Als de diagnose wordt bevestigd dat een subscapularis scheur aanwezig is, dan moet de beslissing over de meest effectieve behandeling worden genomen. Conservatieve (niet-operatieve) zorg is mogelijk, maar slechts bij enkele, selecte patiënten. Meestal willen deze patiënten geen operatie of zijn ze medisch te instabiel om een operatie te ondergaan.

De meeste mensen met een gescheurde subscapularispees hebben een operatie nodig voor een goed resultaat. De ingreep kan worden gedaan met een open incisie of arthroscopisch via verschillende portals (kleine prikgaatjes).

De chirurg kan vaststellen dat de scheur onmogelijk te repareren is. Maar meestal wordt de pees weer op zijn plaats gehecht. De natuurlijke voetafdruk wordt zo veel mogelijk hersteld. Met de arthroscopische benadering kan de chirurg controleren op scheuren onder het oppervlak (traumatic undersurface fiber failure of TUFF). Zonder dit arthroscopisch onderzoek zouden vele undersurface tears gemist worden.

Specifieke types en het gebruik van arthroscopen en de plaats van de portalen worden in detail beschreven en besproken. De auteurs geven zowel lijntekeningen als arthroscopische foto’s om de chirurg te helpen de arthroscopische behandeling van deze aandoening te begrijpen. Specifieke operatietechnieken (b.v. botbedvoorbereiding, ankerplaatsing, hechtdraadpassage, knopen leggen) worden stap-voor-stap uiteengezet.

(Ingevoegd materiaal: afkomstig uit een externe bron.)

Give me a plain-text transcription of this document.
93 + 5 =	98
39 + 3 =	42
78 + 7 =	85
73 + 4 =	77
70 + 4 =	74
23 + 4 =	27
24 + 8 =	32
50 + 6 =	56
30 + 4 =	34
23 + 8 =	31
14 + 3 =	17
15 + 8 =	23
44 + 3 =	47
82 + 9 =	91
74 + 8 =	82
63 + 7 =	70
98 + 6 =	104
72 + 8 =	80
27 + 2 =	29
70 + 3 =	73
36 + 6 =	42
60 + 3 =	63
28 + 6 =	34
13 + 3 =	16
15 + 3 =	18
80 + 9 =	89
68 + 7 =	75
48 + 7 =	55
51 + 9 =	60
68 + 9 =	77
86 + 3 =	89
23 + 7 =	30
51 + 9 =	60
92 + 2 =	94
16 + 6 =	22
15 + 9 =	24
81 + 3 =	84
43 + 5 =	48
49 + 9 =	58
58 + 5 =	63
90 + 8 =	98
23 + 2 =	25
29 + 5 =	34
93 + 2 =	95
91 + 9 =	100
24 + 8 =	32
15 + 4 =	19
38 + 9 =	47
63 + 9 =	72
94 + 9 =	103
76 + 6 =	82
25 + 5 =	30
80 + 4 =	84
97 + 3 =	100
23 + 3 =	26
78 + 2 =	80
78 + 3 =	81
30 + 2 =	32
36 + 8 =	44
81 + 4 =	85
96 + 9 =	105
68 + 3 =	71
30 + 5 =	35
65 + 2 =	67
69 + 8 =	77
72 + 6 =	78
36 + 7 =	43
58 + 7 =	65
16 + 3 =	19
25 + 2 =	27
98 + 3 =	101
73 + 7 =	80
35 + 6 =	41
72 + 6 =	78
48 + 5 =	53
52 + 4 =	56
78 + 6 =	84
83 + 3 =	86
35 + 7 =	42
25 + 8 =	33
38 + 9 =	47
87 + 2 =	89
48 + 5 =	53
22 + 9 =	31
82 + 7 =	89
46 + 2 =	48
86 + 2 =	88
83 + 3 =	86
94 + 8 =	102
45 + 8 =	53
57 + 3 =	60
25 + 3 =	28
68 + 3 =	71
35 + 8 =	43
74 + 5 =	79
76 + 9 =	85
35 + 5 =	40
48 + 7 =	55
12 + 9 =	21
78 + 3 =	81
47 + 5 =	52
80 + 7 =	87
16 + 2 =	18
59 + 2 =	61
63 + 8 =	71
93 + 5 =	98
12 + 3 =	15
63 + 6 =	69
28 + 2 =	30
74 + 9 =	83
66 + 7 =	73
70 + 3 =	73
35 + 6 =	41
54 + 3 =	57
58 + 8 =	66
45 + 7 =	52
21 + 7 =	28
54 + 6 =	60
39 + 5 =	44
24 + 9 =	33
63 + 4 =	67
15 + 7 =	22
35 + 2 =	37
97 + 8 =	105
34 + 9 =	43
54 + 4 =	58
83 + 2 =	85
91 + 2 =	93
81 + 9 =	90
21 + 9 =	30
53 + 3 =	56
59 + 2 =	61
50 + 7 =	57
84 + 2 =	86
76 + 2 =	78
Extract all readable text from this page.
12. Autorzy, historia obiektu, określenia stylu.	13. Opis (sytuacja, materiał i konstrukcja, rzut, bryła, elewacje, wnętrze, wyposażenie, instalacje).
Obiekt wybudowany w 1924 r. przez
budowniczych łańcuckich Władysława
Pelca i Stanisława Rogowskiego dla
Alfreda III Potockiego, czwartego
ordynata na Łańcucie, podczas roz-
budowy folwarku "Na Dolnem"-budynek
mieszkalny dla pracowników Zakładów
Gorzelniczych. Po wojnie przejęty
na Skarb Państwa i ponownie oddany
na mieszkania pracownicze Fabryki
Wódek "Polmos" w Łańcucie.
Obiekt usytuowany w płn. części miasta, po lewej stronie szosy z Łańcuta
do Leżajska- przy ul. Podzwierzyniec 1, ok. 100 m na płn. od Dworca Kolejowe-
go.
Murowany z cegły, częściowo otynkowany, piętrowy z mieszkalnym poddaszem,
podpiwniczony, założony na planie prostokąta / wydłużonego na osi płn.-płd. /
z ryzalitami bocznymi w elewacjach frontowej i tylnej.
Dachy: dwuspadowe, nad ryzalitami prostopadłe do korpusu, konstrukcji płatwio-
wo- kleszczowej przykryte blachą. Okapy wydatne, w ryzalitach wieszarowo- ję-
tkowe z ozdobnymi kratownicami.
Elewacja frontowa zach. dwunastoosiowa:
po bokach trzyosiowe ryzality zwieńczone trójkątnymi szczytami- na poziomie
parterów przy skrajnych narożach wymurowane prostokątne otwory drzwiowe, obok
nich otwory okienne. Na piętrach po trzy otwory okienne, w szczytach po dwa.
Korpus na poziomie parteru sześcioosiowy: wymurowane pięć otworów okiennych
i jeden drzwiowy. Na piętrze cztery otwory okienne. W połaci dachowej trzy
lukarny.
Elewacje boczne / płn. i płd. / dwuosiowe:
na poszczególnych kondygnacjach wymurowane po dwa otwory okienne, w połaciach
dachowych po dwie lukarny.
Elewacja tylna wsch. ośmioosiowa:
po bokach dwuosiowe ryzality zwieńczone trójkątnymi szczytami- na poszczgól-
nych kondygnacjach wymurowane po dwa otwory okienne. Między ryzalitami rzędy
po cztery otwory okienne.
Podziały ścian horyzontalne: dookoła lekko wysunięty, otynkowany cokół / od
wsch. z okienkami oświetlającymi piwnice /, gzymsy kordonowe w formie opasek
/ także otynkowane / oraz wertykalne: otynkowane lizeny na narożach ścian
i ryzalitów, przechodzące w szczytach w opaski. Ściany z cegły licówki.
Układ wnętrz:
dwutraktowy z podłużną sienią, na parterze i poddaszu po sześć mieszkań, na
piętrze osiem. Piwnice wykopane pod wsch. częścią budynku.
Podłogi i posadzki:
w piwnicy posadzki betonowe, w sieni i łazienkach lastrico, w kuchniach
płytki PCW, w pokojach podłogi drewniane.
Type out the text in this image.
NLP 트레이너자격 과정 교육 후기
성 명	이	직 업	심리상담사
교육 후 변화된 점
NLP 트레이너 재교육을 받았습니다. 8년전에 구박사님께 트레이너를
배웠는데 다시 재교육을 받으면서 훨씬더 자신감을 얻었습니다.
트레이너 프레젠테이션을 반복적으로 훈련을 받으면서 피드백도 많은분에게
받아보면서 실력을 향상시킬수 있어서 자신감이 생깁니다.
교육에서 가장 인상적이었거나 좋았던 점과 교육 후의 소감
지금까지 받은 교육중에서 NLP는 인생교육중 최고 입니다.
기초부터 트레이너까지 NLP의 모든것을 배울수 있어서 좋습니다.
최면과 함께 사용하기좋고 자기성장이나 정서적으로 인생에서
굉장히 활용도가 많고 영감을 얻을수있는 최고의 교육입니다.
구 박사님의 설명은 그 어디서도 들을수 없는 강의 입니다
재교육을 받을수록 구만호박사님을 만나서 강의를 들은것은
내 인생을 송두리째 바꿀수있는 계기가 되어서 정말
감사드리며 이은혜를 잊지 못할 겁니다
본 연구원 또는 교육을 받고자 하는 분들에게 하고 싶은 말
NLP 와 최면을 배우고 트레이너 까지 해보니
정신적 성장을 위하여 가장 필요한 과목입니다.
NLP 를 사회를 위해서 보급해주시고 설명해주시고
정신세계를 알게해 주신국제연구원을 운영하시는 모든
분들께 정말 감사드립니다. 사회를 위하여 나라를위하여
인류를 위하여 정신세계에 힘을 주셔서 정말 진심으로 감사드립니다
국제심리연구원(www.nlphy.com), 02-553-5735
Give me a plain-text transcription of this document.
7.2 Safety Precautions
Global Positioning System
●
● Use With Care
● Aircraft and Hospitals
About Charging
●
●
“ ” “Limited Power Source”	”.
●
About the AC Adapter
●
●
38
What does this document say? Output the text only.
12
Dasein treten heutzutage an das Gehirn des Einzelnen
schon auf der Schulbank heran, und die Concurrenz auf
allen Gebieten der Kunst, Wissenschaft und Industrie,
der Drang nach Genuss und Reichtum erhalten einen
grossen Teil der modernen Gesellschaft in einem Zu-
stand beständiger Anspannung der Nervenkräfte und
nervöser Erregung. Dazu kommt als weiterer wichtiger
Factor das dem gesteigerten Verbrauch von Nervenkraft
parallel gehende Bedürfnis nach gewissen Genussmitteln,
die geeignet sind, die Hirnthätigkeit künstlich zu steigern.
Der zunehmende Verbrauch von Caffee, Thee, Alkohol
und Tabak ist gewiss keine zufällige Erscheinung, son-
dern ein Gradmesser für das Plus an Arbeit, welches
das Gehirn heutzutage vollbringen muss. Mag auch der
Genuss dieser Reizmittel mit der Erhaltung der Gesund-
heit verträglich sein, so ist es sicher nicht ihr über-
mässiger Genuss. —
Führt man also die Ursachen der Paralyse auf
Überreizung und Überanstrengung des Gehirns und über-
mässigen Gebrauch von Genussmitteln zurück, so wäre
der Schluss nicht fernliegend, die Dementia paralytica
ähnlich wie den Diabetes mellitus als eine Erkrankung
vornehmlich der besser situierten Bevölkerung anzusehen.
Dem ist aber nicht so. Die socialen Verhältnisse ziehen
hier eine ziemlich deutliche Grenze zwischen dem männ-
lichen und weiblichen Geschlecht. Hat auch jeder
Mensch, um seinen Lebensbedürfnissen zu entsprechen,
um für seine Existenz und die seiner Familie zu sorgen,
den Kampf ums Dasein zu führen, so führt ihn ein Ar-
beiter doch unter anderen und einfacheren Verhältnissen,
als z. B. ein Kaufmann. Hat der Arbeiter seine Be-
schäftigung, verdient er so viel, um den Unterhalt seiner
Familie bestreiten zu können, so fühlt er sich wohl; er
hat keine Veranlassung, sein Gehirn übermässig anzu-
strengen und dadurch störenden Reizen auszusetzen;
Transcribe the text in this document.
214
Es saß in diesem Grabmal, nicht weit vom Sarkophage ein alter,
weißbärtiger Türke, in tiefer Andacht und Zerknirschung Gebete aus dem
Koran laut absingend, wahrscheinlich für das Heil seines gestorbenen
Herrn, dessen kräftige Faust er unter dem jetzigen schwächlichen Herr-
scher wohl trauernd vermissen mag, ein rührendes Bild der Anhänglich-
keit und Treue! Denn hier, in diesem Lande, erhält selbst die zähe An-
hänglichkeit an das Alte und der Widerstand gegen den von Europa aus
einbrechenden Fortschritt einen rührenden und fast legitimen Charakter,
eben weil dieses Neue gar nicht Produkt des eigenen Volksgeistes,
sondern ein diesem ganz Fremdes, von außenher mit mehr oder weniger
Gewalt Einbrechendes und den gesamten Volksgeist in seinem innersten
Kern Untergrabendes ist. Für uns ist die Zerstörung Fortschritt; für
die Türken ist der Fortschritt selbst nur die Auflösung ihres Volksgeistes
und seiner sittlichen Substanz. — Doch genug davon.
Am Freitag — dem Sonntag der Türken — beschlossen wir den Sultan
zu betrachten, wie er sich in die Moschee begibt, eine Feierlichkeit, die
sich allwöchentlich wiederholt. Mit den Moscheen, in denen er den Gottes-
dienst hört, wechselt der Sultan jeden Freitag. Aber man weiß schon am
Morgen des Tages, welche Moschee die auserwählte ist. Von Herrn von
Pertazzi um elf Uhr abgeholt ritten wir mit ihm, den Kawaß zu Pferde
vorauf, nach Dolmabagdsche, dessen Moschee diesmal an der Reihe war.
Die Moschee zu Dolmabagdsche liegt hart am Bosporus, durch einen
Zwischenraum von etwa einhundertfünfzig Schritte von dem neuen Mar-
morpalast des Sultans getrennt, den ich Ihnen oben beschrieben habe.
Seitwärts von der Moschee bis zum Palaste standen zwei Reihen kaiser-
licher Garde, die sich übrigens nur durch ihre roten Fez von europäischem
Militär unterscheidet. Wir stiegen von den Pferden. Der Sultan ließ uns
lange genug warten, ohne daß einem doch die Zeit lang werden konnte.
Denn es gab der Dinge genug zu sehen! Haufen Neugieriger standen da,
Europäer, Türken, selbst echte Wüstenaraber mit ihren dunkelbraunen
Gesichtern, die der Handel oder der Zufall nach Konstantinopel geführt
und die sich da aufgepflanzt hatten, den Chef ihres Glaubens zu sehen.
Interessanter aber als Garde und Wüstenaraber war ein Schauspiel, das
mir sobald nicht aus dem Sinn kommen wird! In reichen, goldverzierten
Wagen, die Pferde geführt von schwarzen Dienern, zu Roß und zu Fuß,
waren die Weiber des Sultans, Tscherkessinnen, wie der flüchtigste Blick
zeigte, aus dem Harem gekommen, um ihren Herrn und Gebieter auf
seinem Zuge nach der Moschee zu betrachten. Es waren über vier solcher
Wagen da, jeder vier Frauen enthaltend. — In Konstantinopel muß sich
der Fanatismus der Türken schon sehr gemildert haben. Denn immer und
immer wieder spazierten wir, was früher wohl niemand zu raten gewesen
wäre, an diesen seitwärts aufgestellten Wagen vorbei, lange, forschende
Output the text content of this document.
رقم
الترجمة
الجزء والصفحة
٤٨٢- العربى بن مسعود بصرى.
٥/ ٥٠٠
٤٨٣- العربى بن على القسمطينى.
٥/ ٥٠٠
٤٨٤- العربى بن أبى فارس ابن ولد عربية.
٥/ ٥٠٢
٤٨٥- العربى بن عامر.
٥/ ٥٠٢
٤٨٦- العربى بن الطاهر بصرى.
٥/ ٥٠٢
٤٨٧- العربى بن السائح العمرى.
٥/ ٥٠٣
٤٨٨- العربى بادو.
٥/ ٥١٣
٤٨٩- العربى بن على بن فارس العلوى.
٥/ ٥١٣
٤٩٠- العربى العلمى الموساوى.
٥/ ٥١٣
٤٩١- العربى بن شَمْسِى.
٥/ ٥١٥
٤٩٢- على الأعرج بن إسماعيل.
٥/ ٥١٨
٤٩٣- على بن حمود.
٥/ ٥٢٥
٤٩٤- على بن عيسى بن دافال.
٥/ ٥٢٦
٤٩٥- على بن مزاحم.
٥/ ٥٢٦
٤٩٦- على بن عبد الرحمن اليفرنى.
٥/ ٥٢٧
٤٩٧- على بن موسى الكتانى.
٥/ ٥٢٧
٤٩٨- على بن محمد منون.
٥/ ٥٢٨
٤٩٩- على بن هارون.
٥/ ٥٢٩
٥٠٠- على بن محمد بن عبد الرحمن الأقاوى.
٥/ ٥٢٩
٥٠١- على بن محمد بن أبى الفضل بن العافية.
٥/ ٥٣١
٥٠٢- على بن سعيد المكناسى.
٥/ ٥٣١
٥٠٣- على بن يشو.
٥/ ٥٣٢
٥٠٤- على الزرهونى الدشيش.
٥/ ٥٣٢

De operatie wordt gevolgd door een revalidatieprogramma met juiste positionering van de arm en beperkte externe rotatie gedurende de eerste zes weken. Zodra de mitella niet langer nodig is, zijn actieve beweging en beperkte strekking toegestaan. Een fysiotherapeut begeleidt de patiënt door het revalidatieproces, waarbij op het juiste moment wordt overgegaan tot een versterkend en agressief stretchingprogramma.

Stephen S. Burkhart, and Eloy Ochoa, Jr. Subscapularis Tendon Scheuren: Diagnosis and Treatment Strategies. In Huidige Orthopedische Praktijk. September/oktober 2008. Vol. 19. Nr. 5. Pp. 542-547.

Geef een antwoord

Het e-mailadres wordt niet gepubliceerd.